Una ragazza dai capelli blu agonizzante, riversa davanti al portone di casa propria, e l’insana decisione di portarla dentro piuttosto che scegliere di chiamare i soccorsi. Questo è l’inizio di Capelli blu, libro di Valerio Nardoni pubblicato dalle edizioni e/o nella collana Dal Mondo.

Il protagonista di questa avventura letteraria è Jilium, giovane laureato che, come tanti della sua generazione, lavora come cassiere in un discount, in attesa della grande occasione. La ragazza muore improvvisamente e Jilium, in preda al panico e a pensieri contraddittori (gli sembra di conoscerla ma è certo di non averla mai vista) fugge con la speranza di riuscire a chiarirsi le idee.

Una storia noir che diventa ossessione, privata di un confine preciso fra il reale e la proiezione della mente. Come Nardoni ha commentato durante un’intervista, a lui, in questo Capelli Blu,  non interessava raccontare una storia con contorni ben definiti.  Il protagonista è  una sorta di figura generazionale, avvezza al delicato equilibrio del precariato.

Leggere un libro come Capelli Blu ricorda e non poco l’andamento narrativo di Pulp Fiction,  film che lo scrittore ammette di aver amato molto.
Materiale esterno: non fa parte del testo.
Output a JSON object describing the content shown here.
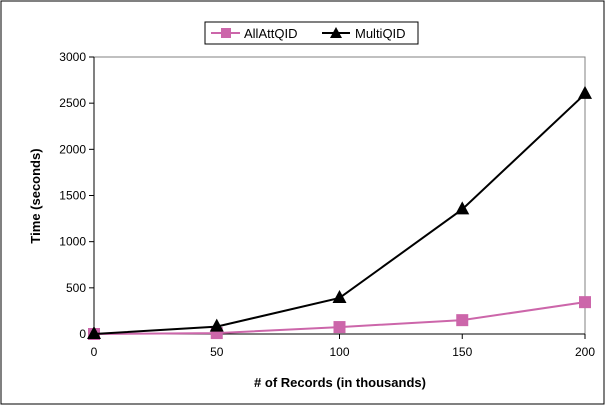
{
  "chart_data": {
    "type": "line",
    "title": "",
    "xlabel": "# of Records (in thousands)",
    "ylabel": "Time (seconds)",
    "x": [
      0,
      50,
      100,
      150,
      200
    ],
    "xlim": [
      0,
      200
    ],
    "ylim": [
      0,
      3000
    ],
    "xticks": [
      "0",
      "50",
      "100",
      "150",
      "200"
    ],
    "yticks": [
      "0",
      "500",
      "1000",
      "1500",
      "2000",
      "2500",
      "3000"
    ],
    "grid": false,
    "legend_position": "top-center",
    "series": [
      {
        "name": "AllAttQID",
        "color": "#cc66aa",
        "marker": "square",
        "values": [
          0,
          10,
          75,
          150,
          345
        ]
      },
      {
        "name": "MultiQID",
        "color": "#000000",
        "marker": "triangle",
        "values": [
          0,
          80,
          390,
          1350,
          2600
        ]
      }
    ]
  }
}
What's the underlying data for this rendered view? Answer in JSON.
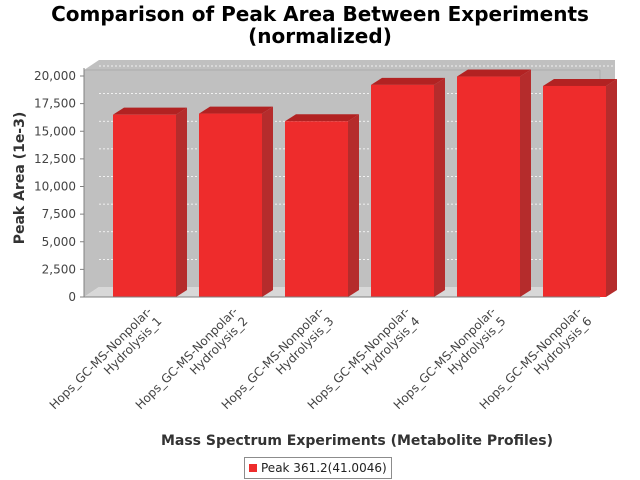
{
  "chart_data": {
    "type": "bar",
    "title": "Comparison of Peak Area Between Experiments (normalized)",
    "title_lines": [
      "Comparison of Peak Area Between Experiments",
      "(normalized)"
    ],
    "xlabel": "Mass Spectrum Experiments (Metabolite Profiles)",
    "ylabel": "Peak Area (1e-3)",
    "ylim": [
      0,
      20000
    ],
    "yticks": [
      0,
      2500,
      5000,
      7500,
      10000,
      12500,
      15000,
      17500,
      20000
    ],
    "ytick_labels": [
      "0",
      "2,500",
      "5,000",
      "7,500",
      "10,000",
      "12,500",
      "15,000",
      "17,500",
      "20,000"
    ],
    "categories": [
      [
        "Hops_GC-MS-Nonpolar-",
        "Hydrolysis_1"
      ],
      [
        "Hops_GC-MS-Nonpolar-",
        "Hydrolysis_2"
      ],
      [
        "Hops_GC-MS-Nonpolar-",
        "Hydrolysis_3"
      ],
      [
        "Hops_GC-MS-Nonpolar-",
        "Hydrolysis_4"
      ],
      [
        "Hops_GC-MS-Nonpolar-",
        "Hydrolysis_5"
      ],
      [
        "Hops_GC-MS-Nonpolar-",
        "Hydrolysis_6"
      ]
    ],
    "series": [
      {
        "name": "Peak 361.2(41.0046)",
        "values": [
          16500,
          16600,
          15900,
          19200,
          19950,
          19100
        ],
        "color": "#ee2c2c"
      }
    ],
    "grid": true,
    "legend_position": "bottom"
  }
}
Infatti sembra proprio che Nardoni abbia destrutturato la sua Non storia surreale rimettendola poi insieme proprio comi un’opera di  Quentin Tarantino.

Valerio Nardoni è l’autore di «Capelli blu», edizione e/o,  Sul retro della copertina si legge: «Immaginate Paolo Conte che incontra i fratelli Cohen in una citt italiana che pare Brooklyn di Smoke».

Già, immaginate, immaginate è la parola giusta per questo libro, pervaso da un’originale gusto dell’immaginazione, stimolante e originale, almeno per quel che riguarda il consueto panorama italico.